I'm thinking a lot about time these days - perhaps I should not spend so much time on time as time is what seems to be lacking. My major stress is feeling like I don't have enough time - enough time to study, prepare for my patients, call them back, clean my house, play with my puppy, spend with my boyfriend, spend with my housemate, spend with other friends, pay my bills, etc., etc., etc... I do seem to make time to email my mom, write this blog, sing plenty karaoke on my home machine and go to basketball with my boyfriend. It's all a question of priorities, but mine seem to be skewed - I actually find myself wishing that I could just stay at my retail job, work regular hours and not have to think about my job when I'm not there. However, finding out that I will actually not be allowed to walk in my graduation ceremony if I don't meet certain serious upcoming deadlines has put my priorities into stark perspective.
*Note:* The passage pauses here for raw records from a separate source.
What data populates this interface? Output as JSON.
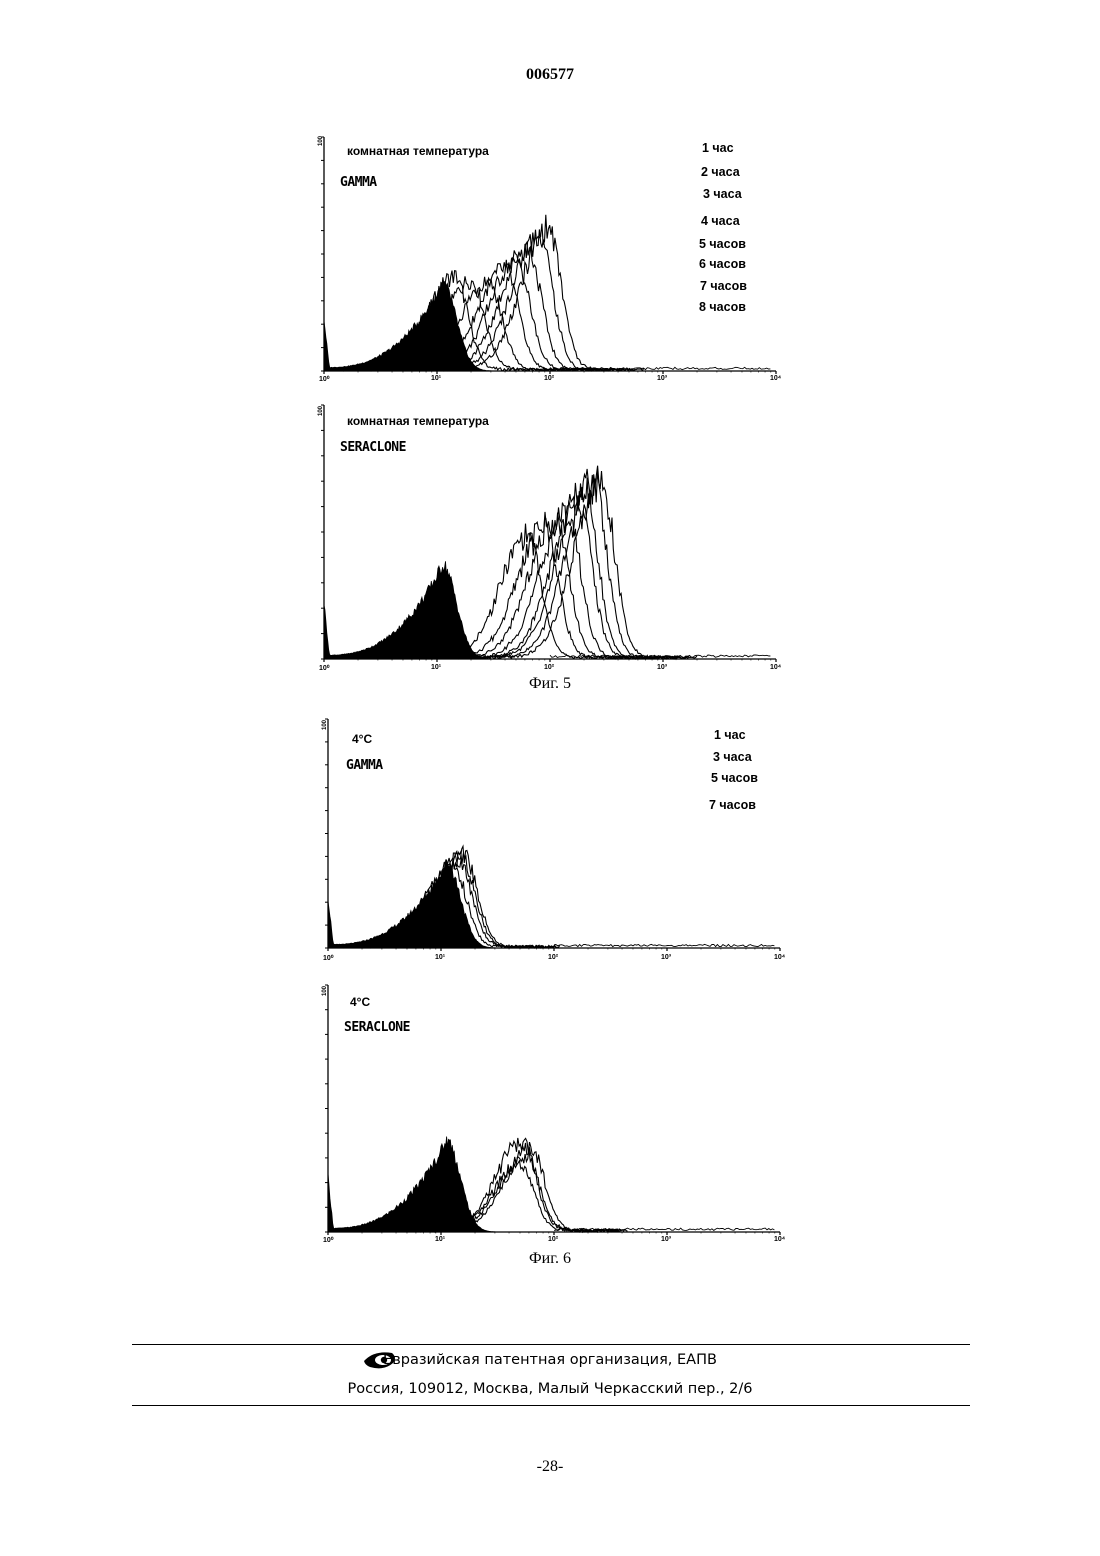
{
  "header": {
    "doc_number": "006577"
  },
  "figures": [
    {
      "caption": "Фиг. 5",
      "panels": [
        {
          "condition": "комнатная температура",
          "sample": "GAMMA",
          "y_top_label": "100",
          "legend": [
            "1 час",
            "2 часа",
            "3 часа",
            "4 часа",
            "5 часов",
            "6 часов",
            "7 часов",
            "8 часов"
          ]
        },
        {
          "condition": "комнатная температура",
          "sample": "SERACLONE",
          "y_top_label": "100",
          "legend": []
        }
      ]
    },
    {
      "caption": "Фиг. 6",
      "panels": [
        {
          "condition": "4°C",
          "sample": "GAMMA",
          "y_top_label": "100",
          "legend": [
            "1 час",
            "3 часа",
            "5 часов",
            "7 часов"
          ]
        },
        {
          "condition": "4°C",
          "sample": "SERACLONE",
          "y_top_label": "100",
          "legend": []
        }
      ]
    }
  ],
  "axis": {
    "tick_labels": [
      "10⁰",
      "10¹",
      "10²",
      "10³",
      "10⁴"
    ]
  },
  "chart_data": [
    {
      "type": "area",
      "scale": "log",
      "xlim": [
        1,
        10000
      ],
      "ylim": [
        0,
        100
      ],
      "control_peak_log": 1.05,
      "series_peaks_log": [
        1.15,
        1.3,
        1.45,
        1.6,
        1.7,
        1.8,
        1.9,
        1.98
      ],
      "series_heights": [
        0.4,
        0.38,
        0.38,
        0.43,
        0.47,
        0.52,
        0.58,
        0.6
      ]
    },
    {
      "type": "area",
      "scale": "log",
      "xlim": [
        1,
        10000
      ],
      "ylim": [
        0,
        100
      ],
      "control_peak_log": 1.05,
      "series_peaks_log": [
        1.8,
        1.95,
        2.05,
        2.15,
        2.25,
        2.3,
        2.38,
        2.45
      ],
      "series_heights": [
        0.48,
        0.52,
        0.54,
        0.57,
        0.62,
        0.66,
        0.7,
        0.7
      ]
    },
    {
      "type": "area",
      "scale": "log",
      "xlim": [
        1,
        10000
      ],
      "ylim": [
        0,
        100
      ],
      "control_peak_log": 1.05,
      "series_peaks_log": [
        1.1,
        1.15,
        1.18,
        1.2
      ],
      "series_heights": [
        0.36,
        0.38,
        0.39,
        0.4
      ]
    },
    {
      "type": "area",
      "scale": "log",
      "xlim": [
        1,
        10000
      ],
      "ylim": [
        0,
        100
      ],
      "control_peak_log": 1.05,
      "series_peaks_log": [
        1.7,
        1.75,
        1.8,
        1.72
      ],
      "series_heights": [
        0.27,
        0.3,
        0.33,
        0.36
      ]
    }
  ],
  "footer": {
    "org": "Евразийская патентная организация, ЕАПВ",
    "address": "Россия, 109012, Москва, Малый Черкасский пер., 2/6"
  },
  "page_number": "-28-"
}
I'm heading out of town this weekend and will probably not even take a book with me, since I'm going with my boyfriend and all that together time won't easily give opportunity for studying. However, I expect and plan to come back refreshed and ready to just "get 'er done." It's going to be challenging, but really what choice do I have? [Note: I CHOSE MY CHOICE!]
Another closely related point is the relative value that I place on other people's time. I actually do recognize that my commitments and obligations are not any more important than anyone else's, especially to anyone else, but this is something I struggle with. My colleagues and I are under such stress and have such constant deadlines that it seems that someone else's decisions, obligations and appointments often don't seem to have as much value in my mind. And yet paradoxically, I let other people devalue my time. Isn't that ironic?